The Art of Architectural Photography
The romance of Valentines Day was as overwhelming as it was charming. Tweets, blogs, cards, chocolates, champagne, roses and all the sentimental harts and flowers are lovely and, to some, very meaningful. At least for one day of the year, love was definitely at the top of the list across the media and perhaps for most of the world. I remember Valentines Day fondly from my days of growing up in Brooklyn. In those years, there was not the commercial frenzy that exists today, but Valentines Day was decidedly a commercial affair even then. It was also my Mother's birthday so we celebrated both occasions with many desserts, prettily painted heart shaped boxes of confections and flowers. Since those days, Valentines Day has somewhat shifted away from painted valentines and into photographs of all things romantic to purchase for a loved one. Commercialism. That's OK, but I still like romance for the sake of romance.
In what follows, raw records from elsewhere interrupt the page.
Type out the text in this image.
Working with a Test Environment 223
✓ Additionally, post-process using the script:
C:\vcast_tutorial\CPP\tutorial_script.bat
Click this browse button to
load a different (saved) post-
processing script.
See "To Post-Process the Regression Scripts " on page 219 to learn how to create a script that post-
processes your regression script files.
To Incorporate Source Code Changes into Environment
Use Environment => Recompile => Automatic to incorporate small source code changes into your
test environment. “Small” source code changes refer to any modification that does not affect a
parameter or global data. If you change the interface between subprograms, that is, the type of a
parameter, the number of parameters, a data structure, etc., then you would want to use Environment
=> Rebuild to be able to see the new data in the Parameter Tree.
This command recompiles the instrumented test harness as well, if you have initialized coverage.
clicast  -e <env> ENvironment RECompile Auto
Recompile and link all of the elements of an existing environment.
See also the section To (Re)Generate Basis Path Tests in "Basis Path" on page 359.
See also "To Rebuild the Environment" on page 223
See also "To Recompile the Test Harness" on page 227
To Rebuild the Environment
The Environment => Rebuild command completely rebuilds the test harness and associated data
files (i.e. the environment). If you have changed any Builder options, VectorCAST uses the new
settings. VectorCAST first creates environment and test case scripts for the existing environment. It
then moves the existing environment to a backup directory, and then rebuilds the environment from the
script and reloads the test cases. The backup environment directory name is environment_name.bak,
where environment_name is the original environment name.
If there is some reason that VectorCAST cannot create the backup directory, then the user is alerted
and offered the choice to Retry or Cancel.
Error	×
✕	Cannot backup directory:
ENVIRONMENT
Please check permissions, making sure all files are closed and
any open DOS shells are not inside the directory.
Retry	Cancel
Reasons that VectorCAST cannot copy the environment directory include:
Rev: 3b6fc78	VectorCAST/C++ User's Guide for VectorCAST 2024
Romantic photography is a rather tricky affair. In order to create romantic images, there is a fine line that separates the truly evocative love photographs and the saccharine commercial pictures. I very much admire wedding photographers, that group of sometimes under-rated, always hard working and ever commercialized segment of photographers who are by and large extremely skilled at their craft and, in the majority, manage to get the love theme into pictures while documenting a singularly important event. Some food photographers also create deliciously sentimental portraits of the foods, especially those connected with Valentines Day, such as heart shaped cookies, oysters or chocolate cakes: all around a romantic theme. Numerous photography themes target the subject of romance, as do other forms of art, such as painting and sculpture. The creation of these arts do not necessarily have to involve a specific event or day, but the images should convey aesthetically subtle feelings. Subtlety is often the difference between artistic works and commercially crafted material.
Mood can be infused into a photograph through subject, color, tone, composition and form. Traditionally I use monochrome as a medium for my architectural photography. Once in a while, the romance of color appeals to me. The allure of sunrise on Lake Pichola as it illuminates Udaipur's magnificent City Palace inspired me to take this photograph. It is a romantic scene of sensual color, composition and back-lighting that spotlights the architecture I photograph. The Lake Palace Hotel, built in the middle of Lake Pichola, is the ultimate romantic setting. This view out of my hotel window at an unparalleled architectural setting will remain a lovely memory of the beauty Udaipur offers.